One new father told Joe Lawlor of the Portland Press Herald that he had filled out the form for his son’s social security number and then his wife got a call saying they would have to go to the Social Security office. But when he tried to call Social Security headquarters to figure out what was going on, the wait time was an estimated two hours. So he called a local office, where no one knew what he was talking about. “They keep talking about efficiency,” he said. “This seemed to be something that worked incredibly efficiently, and they broke it overnight.”
Why Maine, asked Maine Sen. Angus King, an independent.
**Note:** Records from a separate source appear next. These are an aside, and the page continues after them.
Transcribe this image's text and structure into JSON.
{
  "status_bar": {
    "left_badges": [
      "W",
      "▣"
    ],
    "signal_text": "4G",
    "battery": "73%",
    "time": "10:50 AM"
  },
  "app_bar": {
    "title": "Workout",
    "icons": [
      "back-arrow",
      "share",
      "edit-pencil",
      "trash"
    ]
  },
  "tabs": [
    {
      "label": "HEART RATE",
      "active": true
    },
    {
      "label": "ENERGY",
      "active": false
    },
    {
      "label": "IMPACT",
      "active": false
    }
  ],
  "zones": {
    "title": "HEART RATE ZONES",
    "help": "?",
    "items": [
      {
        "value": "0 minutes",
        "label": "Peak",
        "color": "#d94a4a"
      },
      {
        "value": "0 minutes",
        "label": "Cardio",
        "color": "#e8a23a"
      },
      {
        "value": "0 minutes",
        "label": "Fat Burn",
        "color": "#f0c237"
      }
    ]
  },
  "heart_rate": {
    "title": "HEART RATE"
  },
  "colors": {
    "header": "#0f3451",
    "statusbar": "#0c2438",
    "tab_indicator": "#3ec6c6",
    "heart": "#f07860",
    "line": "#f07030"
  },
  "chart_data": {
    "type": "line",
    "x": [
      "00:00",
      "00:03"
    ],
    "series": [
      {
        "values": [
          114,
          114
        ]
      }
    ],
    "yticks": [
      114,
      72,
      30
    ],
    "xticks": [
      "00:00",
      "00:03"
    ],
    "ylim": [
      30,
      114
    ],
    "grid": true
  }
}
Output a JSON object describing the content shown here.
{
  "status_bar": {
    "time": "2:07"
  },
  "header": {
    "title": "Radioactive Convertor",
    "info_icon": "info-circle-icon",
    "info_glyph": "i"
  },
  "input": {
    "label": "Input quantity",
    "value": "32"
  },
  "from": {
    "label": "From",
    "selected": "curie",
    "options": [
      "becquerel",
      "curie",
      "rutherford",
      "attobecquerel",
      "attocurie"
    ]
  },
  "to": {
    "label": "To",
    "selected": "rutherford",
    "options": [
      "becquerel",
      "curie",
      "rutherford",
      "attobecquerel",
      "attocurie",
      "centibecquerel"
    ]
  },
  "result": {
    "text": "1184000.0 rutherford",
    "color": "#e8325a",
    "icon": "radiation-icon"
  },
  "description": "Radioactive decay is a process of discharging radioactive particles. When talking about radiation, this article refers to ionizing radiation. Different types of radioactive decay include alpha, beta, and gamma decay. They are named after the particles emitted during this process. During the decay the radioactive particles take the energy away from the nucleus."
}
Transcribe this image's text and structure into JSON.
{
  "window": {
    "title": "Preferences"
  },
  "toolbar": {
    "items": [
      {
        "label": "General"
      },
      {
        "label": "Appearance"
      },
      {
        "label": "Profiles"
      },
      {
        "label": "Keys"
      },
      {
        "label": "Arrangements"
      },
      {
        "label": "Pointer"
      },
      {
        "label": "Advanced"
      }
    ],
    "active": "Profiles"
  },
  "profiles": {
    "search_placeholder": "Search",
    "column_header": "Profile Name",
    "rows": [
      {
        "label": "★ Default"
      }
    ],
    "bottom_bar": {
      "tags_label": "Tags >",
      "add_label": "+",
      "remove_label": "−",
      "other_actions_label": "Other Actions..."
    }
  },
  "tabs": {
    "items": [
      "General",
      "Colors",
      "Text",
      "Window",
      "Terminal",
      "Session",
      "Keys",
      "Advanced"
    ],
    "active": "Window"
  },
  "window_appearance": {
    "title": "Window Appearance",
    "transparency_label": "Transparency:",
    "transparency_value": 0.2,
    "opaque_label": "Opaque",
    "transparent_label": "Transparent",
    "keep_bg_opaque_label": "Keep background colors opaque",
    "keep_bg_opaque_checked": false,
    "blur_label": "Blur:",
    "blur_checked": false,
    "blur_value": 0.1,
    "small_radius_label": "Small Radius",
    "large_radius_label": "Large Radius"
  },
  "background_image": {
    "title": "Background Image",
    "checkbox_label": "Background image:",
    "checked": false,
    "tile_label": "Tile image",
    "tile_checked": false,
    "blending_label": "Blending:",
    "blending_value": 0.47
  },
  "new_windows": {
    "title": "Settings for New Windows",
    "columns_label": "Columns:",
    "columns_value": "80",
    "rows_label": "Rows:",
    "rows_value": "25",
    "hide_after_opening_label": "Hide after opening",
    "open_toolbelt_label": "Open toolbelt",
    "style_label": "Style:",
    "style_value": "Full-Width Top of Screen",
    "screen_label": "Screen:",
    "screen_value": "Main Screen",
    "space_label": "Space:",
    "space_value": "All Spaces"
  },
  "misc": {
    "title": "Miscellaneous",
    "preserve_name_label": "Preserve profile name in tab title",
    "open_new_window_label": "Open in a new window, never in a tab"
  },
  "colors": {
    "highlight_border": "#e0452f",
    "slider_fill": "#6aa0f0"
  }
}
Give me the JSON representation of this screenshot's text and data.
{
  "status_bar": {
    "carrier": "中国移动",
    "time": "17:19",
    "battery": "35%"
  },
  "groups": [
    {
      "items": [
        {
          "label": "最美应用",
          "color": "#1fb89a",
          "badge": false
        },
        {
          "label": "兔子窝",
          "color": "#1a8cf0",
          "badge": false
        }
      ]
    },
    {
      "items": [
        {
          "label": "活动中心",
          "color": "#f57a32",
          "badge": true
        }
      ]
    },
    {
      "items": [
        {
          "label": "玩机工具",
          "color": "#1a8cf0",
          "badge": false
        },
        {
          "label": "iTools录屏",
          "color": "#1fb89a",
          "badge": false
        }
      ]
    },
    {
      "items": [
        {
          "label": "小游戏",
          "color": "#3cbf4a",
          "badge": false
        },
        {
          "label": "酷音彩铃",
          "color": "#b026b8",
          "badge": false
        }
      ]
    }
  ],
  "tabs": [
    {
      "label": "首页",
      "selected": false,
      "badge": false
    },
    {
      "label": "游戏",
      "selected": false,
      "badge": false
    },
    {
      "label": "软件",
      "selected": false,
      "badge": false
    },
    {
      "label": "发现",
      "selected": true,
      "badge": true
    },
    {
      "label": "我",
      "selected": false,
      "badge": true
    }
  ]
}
I can think of one reason.
Cruelty may be the point, and retribution may be Trump 2.0 policy, but chaos is the plan. It’s also an M.O. Streamlining government to save money isn’t the goal. Whatever else they fail at, Republicans are hell at sowing chaos. And sabotage.
You may recall how in Gov. Scott Walker’s Wisconsin Republicans in 2011 passed a strict voter ID bill that disproportionately impacted “elderly voters, young voters, students, minorities and low-income voters.” To obtain the IDs, they would have to visit their local DMV offices with sometimes hard-to-get documents. Then Walker announced plans to close as many as 16 of them across the state before reversing after the backlash.
I wrote recently about a North Carolina bill that would make holding voter registration drives using official voter registration forms a misdemeanor. Making government user unfriendly is policy.
Musk-Trump chaos is already hurting the economy and the people who live with it, the New York Times editorial board suggested on Saturday. They need “a government that is steady and reliable“:
But in their campaign to shrink the federal government, Mr. Musk and Mr. Trump have defied laws passed by Congress, and they have challenged the authority of the federal courts to adjudicate the legality of their actions. Mr. Trump recently referred to himself as a king and then insisted he had been joking, but there is no ambiguity in his assertion of the power to defy other branches of government. It is a rejection of the checks and balances that have safeguarded our nation for more than 200 years. Mr. Musk and Mr. Trump are not trying to change laws; they are upending the rule of law.
That’s not a byproduct. That’s their program, sabotaging democracy and replacing it with something far worse except for everyone except the elite.